TK: Whitefield deeply admired Edwards and went out of his way to visit Edwards in Northampton, Massachusetts, on his busy American tours. But Edwards and Whitefield’s relationship was marked by tension, too, especially on Whitefield’s first trip to New England in fall 1740. Edwards was delighted by the massive number of conversions Whitefield was seeing in his preaching ministry, but he also worried that some of the results might be ephemeral, tied more to Whitefield’s celebrity than an authentic work of the Holy Spirit. Whitefield and Edwards were also not quite in agreement about how actively a believer could expect the Holy Spirit to lead a person on a day-to-day basis. But Edwards’ encounter with Whitefield prompted perhaps the most significant theological reflections of Edwards’ career, reflections that resulted in several treatises on the true signs of revival and how to discern the work of the Spirit of God.

6. What was Whitefield’s most interesting personal relationship?

TK: There’s no question about this: his most interesting personal relationship was with Benjamin Franklin, who was Whitefield’s key publisher in America and a friend of  30 years. Whitefield and Franklin both understood that Franklin was not a born-again believer, and although their professional relationship was productive (and lucrative for Franklin), Whitefield never hesitated to speak with Franklin about the state of his soul. Whitefield wrote to Franklin in 1752, for example, and implored him to consider his standing before God: “As you have made a pretty considerable progress in the mysteries of electricity,” Whitefield said, “I would now humbly recommend to your diligent unprejudiced pursuit and study the mystery of the new-birth.”

Franklin outlived Whitefield, and recalled in his autobiography that the itinerant would “sometimes pray for my conversion, but never had the satisfaction of believing that his prayers were heard.” But in public and private, Franklin consistently defended his friend as a pastor of impeccable integrity.

7. How do you comprehend Whitefield’s ability to preach in the open air to thousands of people?

TK: Franklin also supplied an answer to the puzzle of how Whitefield could be heard by audiences of tens of thousands, in an age without electric amplification. The printer was skeptical about the reports of huge crowds who came to hear Whitefield in London, so when the itinerant came to Philadelphia, Franklin went around the margins of the crowd, working to calculate how many could actually hear him speak. He was surprised at Whitefield’s effective vocal range, and concluded that 30,000 or more could hear him speak.

We know a great deal more about Whitefield’s audiences because of a recent study by Braxton Boren, a Ph.D. student in acoustics at New York University.

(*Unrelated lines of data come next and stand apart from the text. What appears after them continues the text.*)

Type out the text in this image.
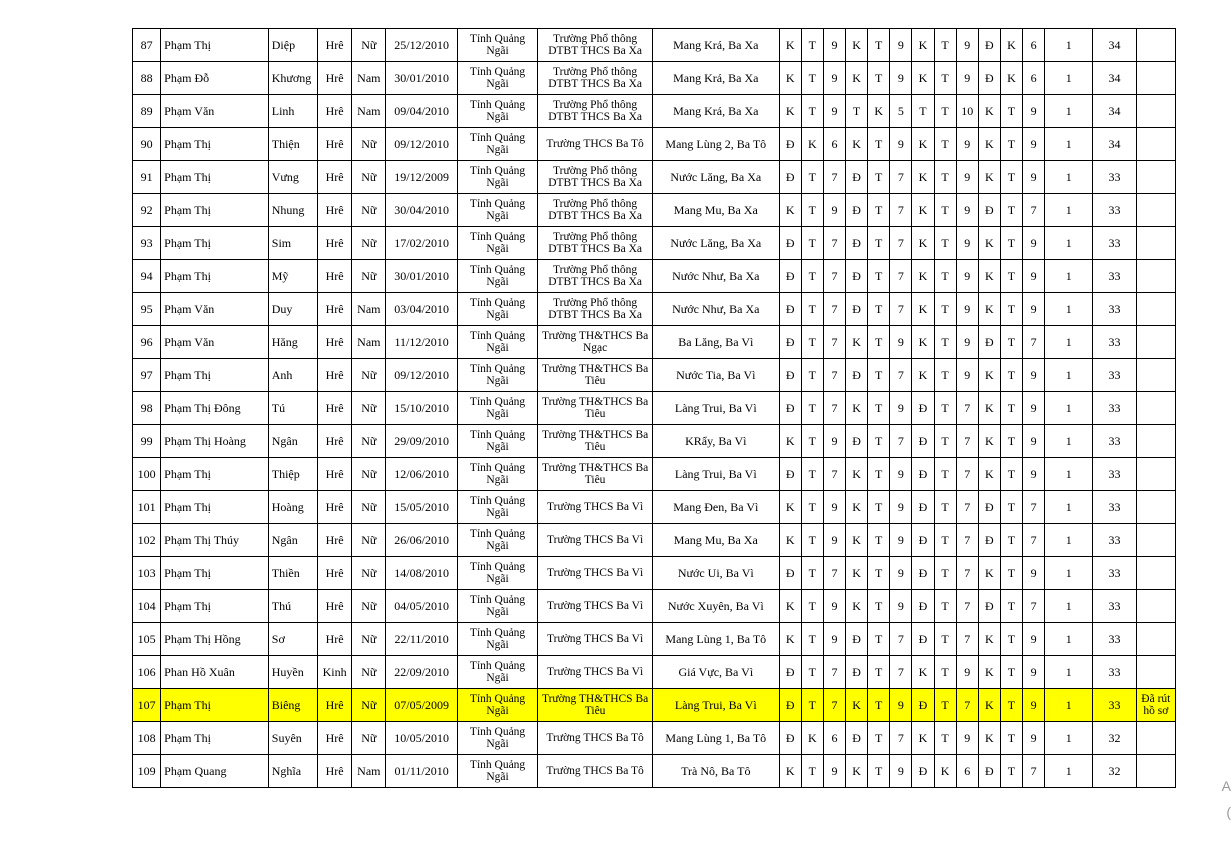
87	Phạm Thị	Diệp	Hrê	Nữ	25/12/2010	Tỉnh Quảng Ngãi	Trường Phổ thông DTBT THCS Ba Xa	Mang Krá, Ba Xa	K	T	9	K	T	9	K	T	9	Đ	K	6	1	34	
88	Phạm Đỗ	Khương	Hrê	Nam	30/01/2010	Tỉnh Quảng Ngãi	Trường Phổ thông DTBT THCS Ba Xa	Mang Krá, Ba Xa	K	T	9	K	T	9	K	T	9	Đ	K	6	1	34	
89	Phạm Văn	Linh	Hrê	Nam	09/04/2010	Tỉnh Quảng Ngãi	Trường Phổ thông DTBT THCS Ba Xa	Mang Krá, Ba Xa	K	T	9	T	K	5	T	T	10	K	T	9	1	34	
90	Phạm Thị	Thiện	Hrê	Nữ	09/12/2010	Tỉnh Quảng Ngãi	Trường THCS Ba Tô	Mang Lùng 2, Ba Tô	Đ	K	6	K	T	9	K	T	9	K	T	9	1	34	
91	Phạm Thị	Vưng	Hrê	Nữ	19/12/2009	Tỉnh Quảng Ngãi	Trường Phổ thông DTBT THCS Ba Xa	Nước Lăng, Ba Xa	Đ	T	7	Đ	T	7	K	T	9	K	T	9	1	33	
92	Phạm Thị	Nhung	Hrê	Nữ	30/04/2010	Tỉnh Quảng Ngãi	Trường Phổ thông DTBT THCS Ba Xa	Mang Mu, Ba Xa	K	T	9	Đ	T	7	K	T	9	Đ	T	7	1	33	
93	Phạm Thị	Sim	Hrê	Nữ	17/02/2010	Tỉnh Quảng Ngãi	Trường Phổ thông DTBT THCS Ba Xa	Nước Lăng, Ba Xa	Đ	T	7	Đ	T	7	K	T	9	K	T	9	1	33	
94	Phạm Thị	Mỹ	Hrê	Nữ	30/01/2010	Tỉnh Quảng Ngãi	Trường Phổ thông DTBT THCS Ba Xa	Nước Như, Ba Xa	Đ	T	7	Đ	T	7	K	T	9	K	T	9	1	33	
95	Phạm Văn	Duy	Hrê	Nam	03/04/2010	Tỉnh Quảng Ngãi	Trường Phổ thông DTBT THCS Ba Xa	Nước Như, Ba Xa	Đ	T	7	Đ	T	7	K	T	9	K	T	9	1	33	
96	Phạm Văn	Hăng	Hrê	Nam	11/12/2010	Tỉnh Quảng Ngãi	Trường TH&THCS Ba Ngạc	Ba Lăng, Ba Vì	Đ	T	7	K	T	9	K	T	9	Đ	T	7	1	33	
97	Phạm Thị	Anh	Hrê	Nữ	09/12/2010	Tỉnh Quảng Ngãi	Trường TH&THCS Ba Tiêu	Nước Tia, Ba Vì	Đ	T	7	Đ	T	7	K	T	9	K	T	9	1	33	
98	Phạm Thị Đông	Tú	Hrê	Nữ	15/10/2010	Tỉnh Quảng Ngãi	Trường TH&THCS Ba Tiêu	Làng Trui, Ba Vì	Đ	T	7	K	T	9	Đ	T	7	K	T	9	1	33	
99	Phạm Thị Hoàng	Ngân	Hrê	Nữ	29/09/2010	Tỉnh Quảng Ngãi	Trường TH&THCS Ba Tiêu	KRẩy, Ba Vì	K	T	9	Đ	T	7	Đ	T	7	K	T	9	1	33	
100	Phạm Thị	Thiệp	Hrê	Nữ	12/06/2010	Tỉnh Quảng Ngãi	Trường TH&THCS Ba Tiêu	Làng Trui, Ba Vì	Đ	T	7	K	T	9	Đ	T	7	K	T	9	1	33	
101	Phạm Thị	Hoàng	Hrê	Nữ	15/05/2010	Tỉnh Quảng Ngãi	Trường THCS Ba Vì	Mang Đen, Ba Vì	K	T	9	K	T	9	Đ	T	7	Đ	T	7	1	33	
102	Phạm Thị Thúy	Ngân	Hrê	Nữ	26/06/2010	Tỉnh Quảng Ngãi	Trường THCS Ba Vì	Mang Mu, Ba Xa	K	T	9	K	T	9	Đ	T	7	Đ	T	7	1	33	
103	Phạm Thị	Thiền	Hrê	Nữ	14/08/2010	Tỉnh Quảng Ngãi	Trường THCS Ba Vì	Nước Ui, Ba Vì	Đ	T	7	K	T	9	Đ	T	7	K	T	9	1	33	
104	Phạm Thị	Thú	Hrê	Nữ	04/05/2010	Tỉnh Quảng Ngãi	Trường THCS Ba Vì	Nước Xuyên, Ba Vì	K	T	9	K	T	9	Đ	T	7	Đ	T	7	1	33	
105	Phạm Thị Hồng	Sơ	Hrê	Nữ	22/11/2010	Tỉnh Quảng Ngãi	Trường THCS Ba Vì	Mang Lùng 1, Ba Tô	K	T	9	Đ	T	7	Đ	T	7	K	T	9	1	33	
106	Phan Hồ Xuân	Huyền	Kinh	Nữ	22/09/2010	Tỉnh Quảng Ngãi	Trường THCS Ba Vì	Giá Vực, Ba Vì	Đ	T	7	Đ	T	7	K	T	9	K	T	9	1	33	
107	Phạm Thị	Biêng	Hrê	Nữ	07/05/2009	Tỉnh Quảng Ngãi	Trường TH&THCS Ba Tiêu	Làng Trui, Ba Vì	Đ	T	7	K	T	9	Đ	T	7	K	T	9	1	33	Đã rút hồ sơ
108	Phạm Thị	Suyên	Hrê	Nữ	10/05/2010	Tỉnh Quảng Ngãi	Trường THCS Ba Tô	Mang Lùng 1, Ba Tô	Đ	K	6	Đ	T	7	K	T	9	K	T	9	1	32	
109	Phạm Quang	Nghĩa	Hrê	Nam	01/11/2010	Tỉnh Quảng Ngãi	Trường THCS Ba Tô	Trà Nô, Ba Tô	K	T	9	K	T	9	Đ	K	6	Đ	T	7	1	32	
A
(
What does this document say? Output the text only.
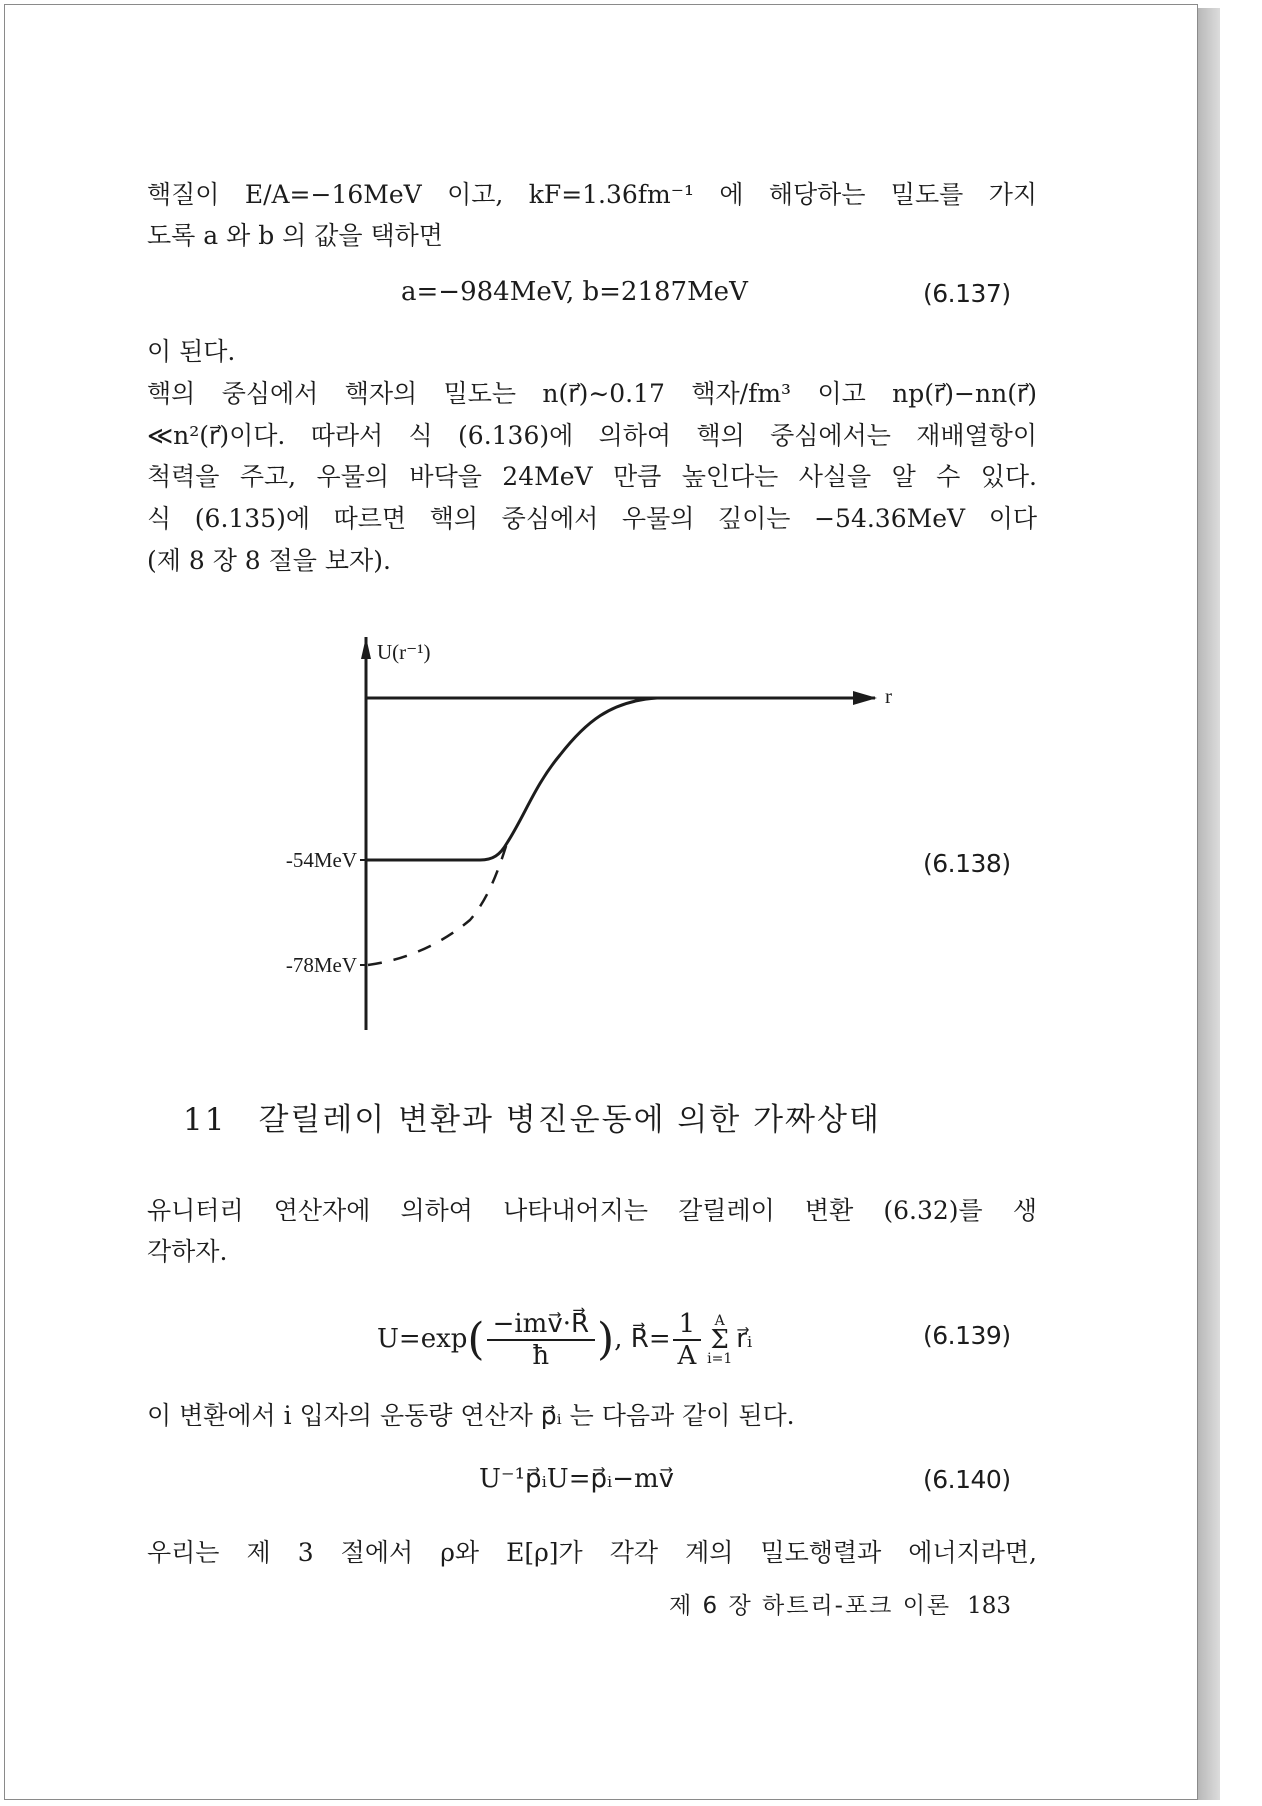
핵질이 E/A=−16MeV 이고, kF=1.36fm⁻¹ 에 해당하는 밀도를 가지
도록 a 와 b 의 값을 택하면
a=−984MeV, b=2187MeV	(6.137)
이 된다.
핵의 중심에서 핵자의 밀도는 n(r⃗)∼0.17 핵자/fm³ 이고 np(r⃗)−nn(r⃗)
≪n²(r⃗)이다. 따라서 식 (6.136)에 의하여 핵의 중심에서는 재배열항이
척력을 주고, 우물의 바닥을 24MeV 만큼 높인다는 사실을 알 수 있다.
식 (6.135)에 따르면 핵의 중심에서 우물의 깊이는 −54.36MeV 이다
(제 8 장 8 절을 보자).
U(r⁻¹)
r
-54MeV
-78MeV
(6.138)
11 갈릴레이 변환과 병진운동에 의한 가짜상태
유니터리 연산자에 의하여 나타내어지는 갈릴레이 변환 (6.32)를 생
각하자.
$U=\exp( \frac{\text{−imv⃗·R⃗}}{ħ}$ ), R⃗= $\frac{1}{A}$ A
Σ
i=1r⃗ᵢ	(6.139)
이 변환에서 i 입자의 운동량 연산자 p⃗ᵢ 는 다음과 같이 된다.
U⁻¹p⃗ᵢU=p⃗ᵢ−mv⃗	(6.140)
우리는 제 3 절에서 ρ와 E[ρ]가 각각 계의 밀도행렬과 에너지라면,
제 6 장 하트리-포크 이론 183
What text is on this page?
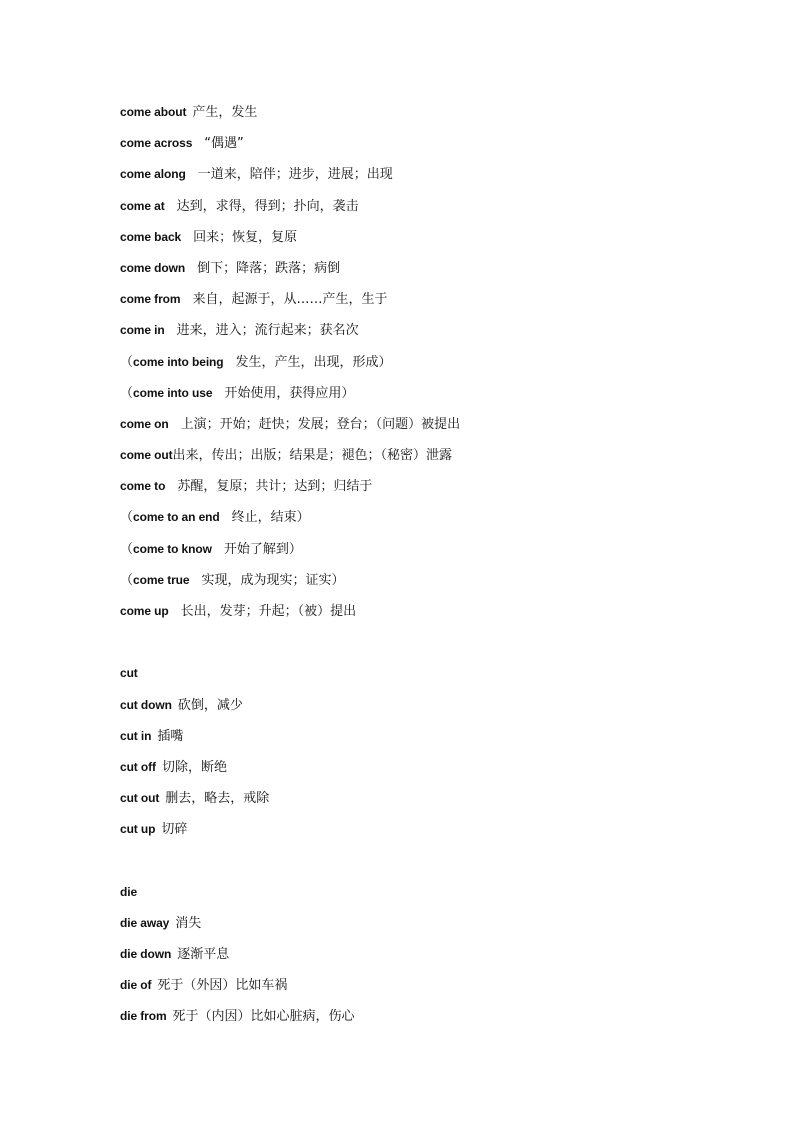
come about 产生，发生
come across “偶遇”
come along 一道来，陪伴；进步，进展；出现
come at 达到，求得，得到；扑向，袭击
come back 回来；恢复，复原
come down 倒下；降落；跌落；病倒
come from 来自，起源于，从……产生，生于
come in 进来，进入；流行起来；获名次
（come into being 发生，产生，出现，形成）
（come into use 开始使用，获得应用）
come on 上演；开始；赶快；发展；登台；（问题）被提出
come out出来，传出；出版；结果是；褪色；（秘密）泄露
come to 苏醒，复原；共计；达到；归结于
（come to an end 终止，结束）
（come to know 开始了解到）
（come true 实现，成为现实；证实）
come up 长出，发芽；升起；（被）提出
cut
cut down 砍倒，减少
cut in 插嘴
cut off 切除，断绝
cut out 删去，略去，戒除
cut up 切碎
die
die away 消失
die down 逐渐平息
die of 死于（外因）比如车祸
die from 死于（内因）比如心脏病，伤心
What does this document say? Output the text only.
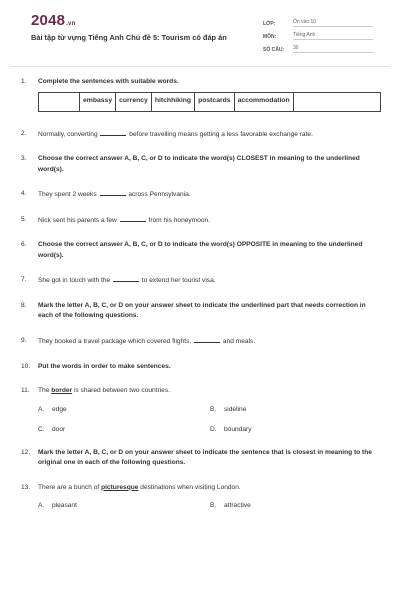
2048.vn
Bài tập từ vựng Tiếng Anh Chủ đề 5: Tourism có đáp án
LỚP:	Ôn vào 10
MÔN:	Tiếng Anh
SỐ CÂU:	30
1.	Complete the sentences with suitable words.
embassy	currency	hitchhiking	postcards	accommodation
2.	Normally, converting	before travelling means getting a less favorable exchange rate.
3.	Choose the correct answer A, B, C, or D to indicate the word(s) CLOSEST in meaning to the underlined word(s).
4.	They spent 2 weeks	across Pennsylvania.
5.	Nick sent his parents a few	from his honeymoon.
6.	Choose the correct answer A, B, C, or D to indicate the word(s) OPPOSITE in meaning to the underlined word(s).
7.	She got in touch with the	to extend her tourist visa.
8.	Mark the letter A, B, C, or D on your answer sheet to indicate the underlined part that needs correction in each of the following questions.
9.	They booked a travel package which covered flights,	and meals.
10.	Put the words in order to make sentences.
11.	The border is shared between two countries.
A.	edge	B.	sideline
C.	door	D.	boundary
12.	Mark the letter A, B, C, or D on your answer sheet to indicate the sentence that is closest in meaning to the original one in each of the following questions.
13.	There are a bunch of picturesque destinations when visiting London.
A.	pleasant	B.	attractive
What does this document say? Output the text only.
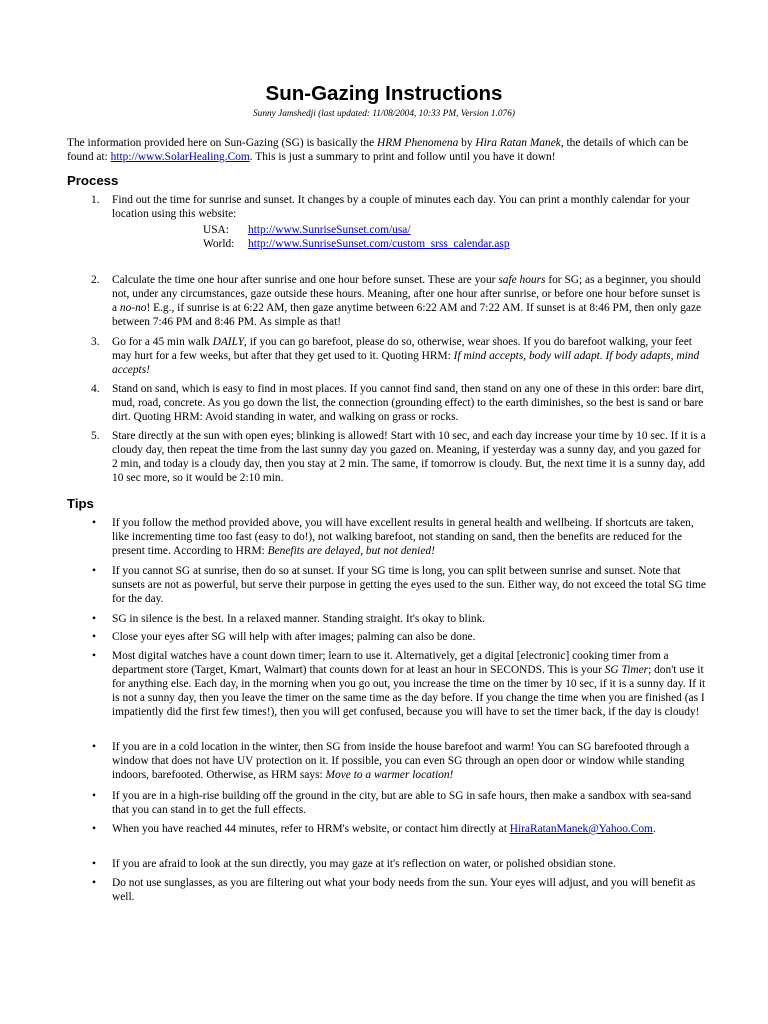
Sun-Gazing Instructions
Sunny Jamshedji (last updated: 11/08/2004, 10:33 PM, Version 1.076)
The information provided here on Sun-Gazing (SG) is basically the HRM Phenomena by Hira Ratan Manek, the details of which can be found at: http://www.SolarHealing.Com. This is just a summary to print and follow until you have it down!
Process
1. Find out the time for sunrise and sunset. It changes by a couple of minutes each day. You can print a monthly calendar for your location using this website:
USA:	http://www.SunriseSunset.com/usa/
World:	http://www.SunriseSunset.com/custom_srss_calendar.asp
2. Calculate the time one hour after sunrise and one hour before sunset. These are your safe hours for SG; as a beginner, you should not, under any circumstances, gaze outside these hours. Meaning, after one hour after sunrise, or before one hour before sunset is a no-no! E.g., if sunrise is at 6:22 AM, then gaze anytime between 6:22 AM and 7:22 AM. If sunset is at 8:46 PM, then only gaze between 7:46 PM and 8:46 PM. As simple as that!
3. Go for a 45 min walk DAILY, if you can go barefoot, please do so, otherwise, wear shoes. If you do barefoot walking, your feet may hurt for a few weeks, but after that they get used to it. Quoting HRM: If mind accepts, body will adapt. If body adapts, mind accepts!
4. Stand on sand, which is easy to find in most places. If you cannot find sand, then stand on any one of these in this order: bare dirt, mud, road, concrete. As you go down the list, the connection (grounding effect) to the earth diminishes, so the best is sand or bare dirt. Quoting HRM: Avoid standing in water, and walking on grass or rocks.
5. Stare directly at the sun with open eyes; blinking is allowed! Start with 10 sec, and each day increase your time by 10 sec. If it is a cloudy day, then repeat the time from the last sunny day you gazed on. Meaning, if yesterday was a sunny day, and you gazed for 2 min, and today is a cloudy day, then you stay at 2 min. The same, if tomorrow is cloudy. But, the next time it is a sunny day, add 10 sec more, so it would be 2:10 min.
Tips
• If you follow the method provided above, you will have excellent results in general health and wellbeing. If shortcuts are taken, like incrementing time too fast (easy to do!), not walking barefoot, not standing on sand, then the benefits are reduced for the present time. According to HRM: Benefits are delayed, but not denied!
• If you cannot SG at sunrise, then do so at sunset. If your SG time is long, you can split between sunrise and sunset. Note that sunsets are not as powerful, but serve their purpose in getting the eyes used to the sun. Either way, do not exceed the total SG time for the day.
• SG in silence is the best. In a relaxed manner. Standing straight. It's okay to blink.
• Close your eyes after SG will help with after images; palming can also be done.
• Most digital watches have a count down timer; learn to use it. Alternatively, get a digital [electronic] cooking timer from a department store (Target, Kmart, Walmart) that counts down for at least an hour in SECONDS. This is your SG Timer; don't use it for anything else. Each day, in the morning when you go out, you increase the time on the timer by 10 sec, if it is a sunny day. If it is not a sunny day, then you leave the timer on the same time as the day before. If you change the time when you are finished (as I impatiently did the first few times!), then you will get confused, because you will have to set the timer back, if the day is cloudy!
• If you are in a cold location in the winter, then SG from inside the house barefoot and warm! You can SG barefooted through a window that does not have UV protection on it. If possible, you can even SG through an open door or window while standing indoors, barefooted. Otherwise, as HRM says: Move to a warmer location!
• If you are in a high-rise building off the ground in the city, but are able to SG in safe hours, then make a sandbox with sea-sand that you can stand in to get the full effects.
• When you have reached 44 minutes, refer to HRM's website, or contact him directly at HiraRatanManek@Yahoo.Com.
• If you are afraid to look at the sun directly, you may gaze at it's reflection on water, or polished obsidian stone.
• Do not use sunglasses, as you are filtering out what your body needs from the sun. Your eyes will adjust, and you will benefit as well.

Boren concluded that, in fact, Whitefield’s voice probably could have reached the kind of crowd sizes that Franklin estimated. But if he did, it signals that Whitefield — who had a background in the theater — was able to project his voice quite effectively, and that he could preach at an extraordinarily loud volume.

Even given those speaking gifts, we must understand that a colonial American audience would have understood that “hearing” Whitefield did not necessarily mean picking out every single word, particularly if you were not close to the front of the crowd. Some of the people on the margins would have been able to understand only a few words, or none at all. But a Whitefield sermon was such a sensational event that many people would have been willing to attend even under less-than-optimal acoustic conditions!

BONUS: If you could go on a time traveling adventure with George Whitefield, where would you go and why?

TK: I would love to go with Whitefield on his initial visit to Northampton in October 1740, when he met Jonathan Edwards and his family, and preached at Edwards’ church. It was an emotional moment: the normally somber Edwards wept during Whitefield’s sermon. As I mentioned, Edwards would develop certain reservations about Whitefield’s ministry, but overall Edwards regarded the Great Awakening — in which Whitefield was the indispensable human figure — as “the dawning of a day of God’s might, power, and glorious grace.”